UE deve enviar mais de 100 milhões de euros ao Haiti

Nações europeias se comprometeram hoje a enviar dezenas de milhões de dólares para ajudar na reconstrução do Haiti. A fim de auxiliar o país caribenho a superar o violento terremoto da semana passada, os países da União Europeia (UE) esperavam que suas doações passassem de 100 milhões de euros.

AE, Agencia Estado

18 de janeiro de 2010 | 10h23

Ministros de Desenvolvimento do bloco se encontram em Bruxelas hoje. Além de dinheiro, eles também discutem a possibilidade de enviar uma missão de segurança ao Haiti para ajudar a manter a ordem em meio ao caos causado por haitianos desesperados para conseguir comida e água. "O auxílio será de mais de 100 milhões de euros", previu um alto funcionário da UE. Um diplomata acrescentou: "O total final pode ficar acima dos 200 milhões de euros."

Funcionários internacionais encarregados do resgate lutam para lidar com o desastre de grandes proporções. Autoridades locais temem que o número de mortos possa chegar aos 200 mil. O governo haitiano anunciou que 70 mil corpos já foram enterrados. Outras 250 mil pessoas ficaram feridas e 1,5 milhão de haitianos perderam suas casas no terremoto de 7 graus na escala Richter, ocorrido na terça-feira.

Os novos fundos da UE virão de dinheiro já previsto no orçamento, mas ainda não gasto em outras áreas. Esses fundos são distintos do auxílio emergencial. Sob esta segunda denominação, nações da UE já se comprometeram a enviar entre 20 milhões e 30 milhões de euros, o que "deve crescer consideravelmente", previu um diplomata.

"É agora claro que a comunidade internacional está lidando com um nível sem precedentes de devastação", disse o secretário britânico para Desenvolvimento Internacional, Douglas Alexander, em comunicado. "O impacto do terremoto foi aumentado, pois atingiu um país que já era desesperadamente pobre e historicamente instável."

Relatório

Um relatório inicial da UE aponta que mais de 4 mil estruturas foram destruídas ou danificadas na capital haitiana, Porto Príncipe. Há dificuldades para que o auxílio chegue ao Haiti, onde um grande número de aviões tenta pousar no danificado aeroporto. Enquanto isso, milhares de pessoas não conseguem obter alimentos e água.
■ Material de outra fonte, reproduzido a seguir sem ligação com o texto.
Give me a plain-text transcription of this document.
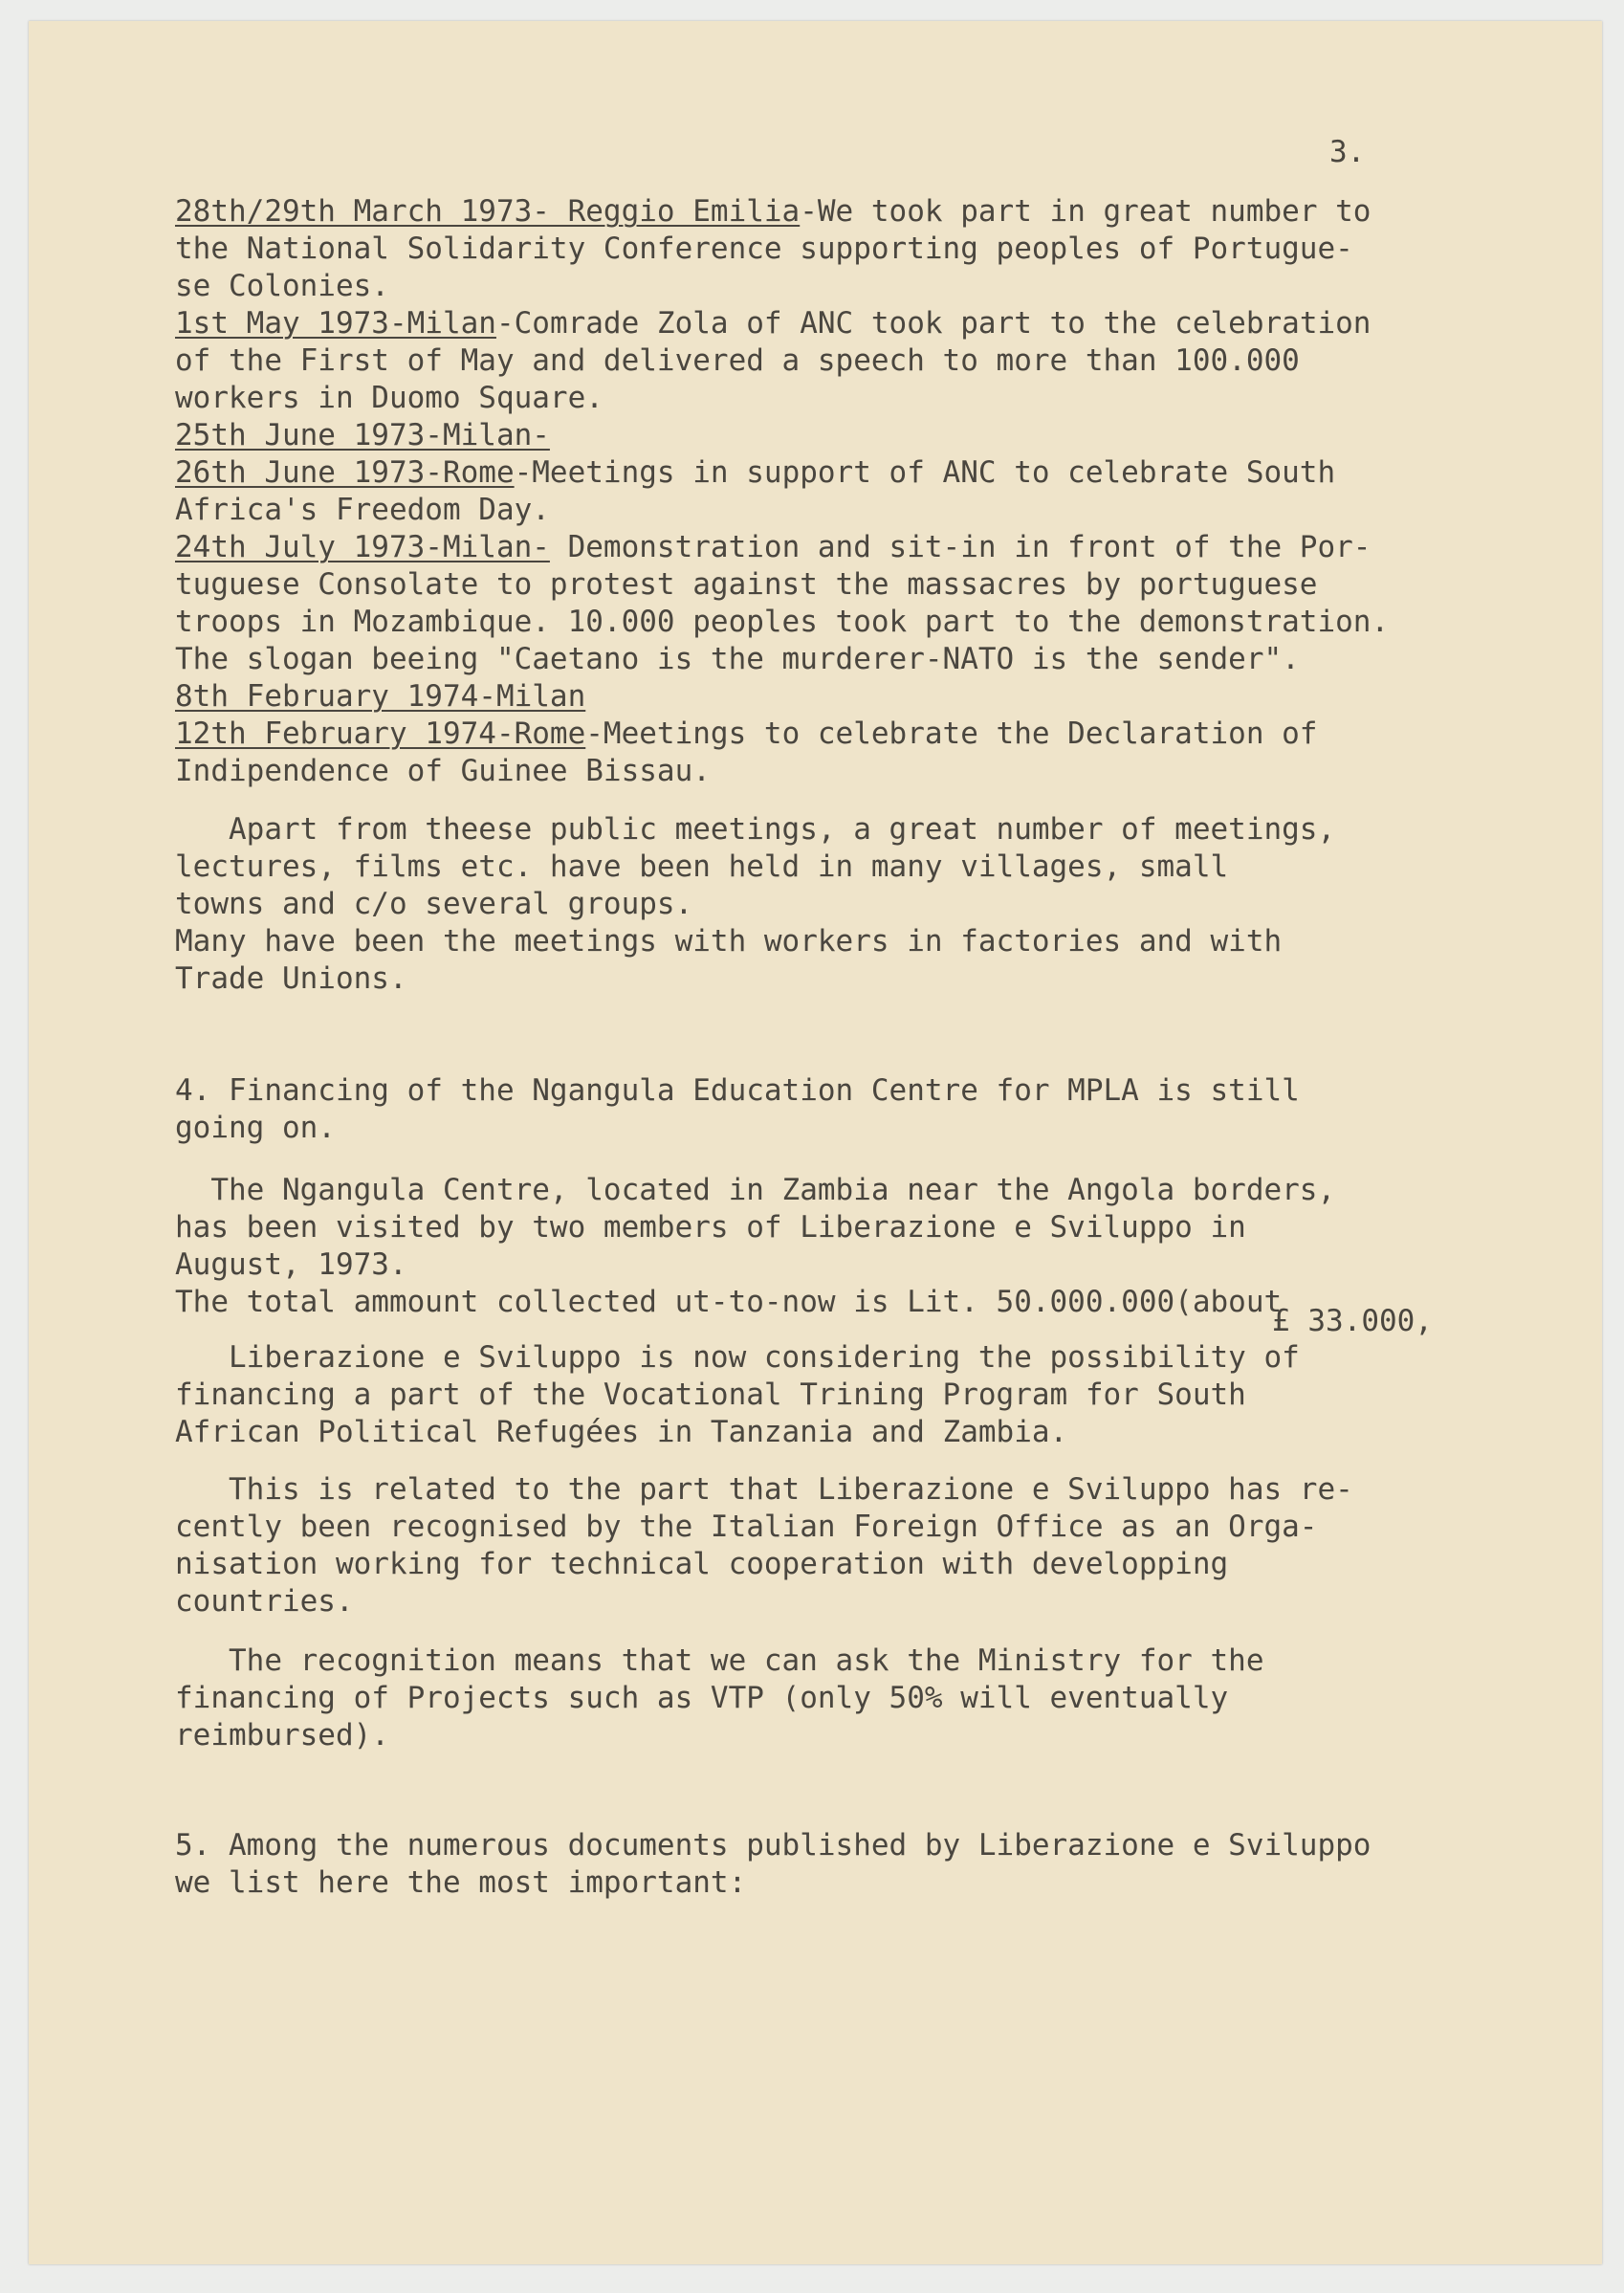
3.

28th/29th March 1973- Reggio Emilia-We took part in great number to

the National Solidarity Conference supporting peoples of Portugue-

se Colonies.

1st May 1973-Milan-Comrade Zola of ANC took part to the celebration

of the First of May and delivered a speech to more than 100.000

workers in Duomo Square.

25th June 1973-Milan-

26th June 1973-Rome-Meetings in support of ANC to celebrate South

Africa's Freedom Day.

24th July 1973-Milan- Demonstration and sit-in in front of the Por-

tuguese Consolate to protest against the massacres by portuguese

troops in Mozambique. 10.000 peoples took part to the demonstration.

The slogan beeing "Caetano is the murderer-NATO is the sender".

8th February 1974-Milan

12th February 1974-Rome-Meetings to celebrate the Declaration of

Indipendence of Guinee Bissau.

Apart from theese public meetings, a great number of meetings,

lectures, films etc. have been held in many villages, small

towns and c/o several groups.

Many have been the meetings with workers in factories and with

Trade Unions.

4. Financing of the Ngangula Education Centre for MPLA is still

going on.

The Ngangula Centre, located in Zambia near the Angola borders,

has been visited by two members of Liberazione e Sviluppo in

August, 1973.

The total ammount collected ut-to-now is Lit. 50.000.000(about

Liberazione e Sviluppo is now considering the possibility of

financing a part of the Vocational Trining Program for South

African Political Refugées in Tanzania and Zambia.

This is related to the part that Liberazione e Sviluppo has re-

cently been recognised by the Italian Foreign Office as an Orga-

nisation working for technical cooperation with developping

countries.

The recognition means that we can ask the Ministry for the

financing of Projects such as VTP (only 50% will eventually

reimbursed).

5. Among the numerous documents published by Liberazione e Sviluppo

we list here the most important:

£ 33.000,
A previsão é que cheguem ao país hoje outros 7.500 soldados norte-americanos para auxiliar nos trabalhos. Já há no país 5.800 militares dos Estados Unidos. Um almirante norte-americano disse que mais auxílio humanitário estava chegando por meio de Guantánamo todos os dias. Washington mantém uma base militar em Cuba.

O ministro das Relações Exteriores da Espanha, Miguel Ángel Moratinos, disse que as Nações Unidas se comprometeram a fornecer apoio logístico para embarcações que levam suprimentos e também helicópteros para ajudar a descarregar esses componentes. Ele também afirmou que o mundo esperava que a UE fornecesse "unidades policiais, para proteger a distribuição do auxílio e preparar as estradas com engenheiros militares". Esse tema também era discutido em Bruxelas.

Força emergencial

O secretário de Auxílio ao Desenvolvimento do Reino Unido, Michael Foster, disse que os EUA já mantêm aproximadamente 10 mil soldados no Haiti. Segundo ele, isso deve ser "mais que suficiente" para a missão de segurança. Já o ministro de Desenvolvimento da França, Alain Joyandet, lembrou que uma força emergencial de mil soldados da UE poderia rapidamente ser enviada para ajudar na crise. A força policial conta com membros de França, Itália, Holanda, Portugal e Romênia.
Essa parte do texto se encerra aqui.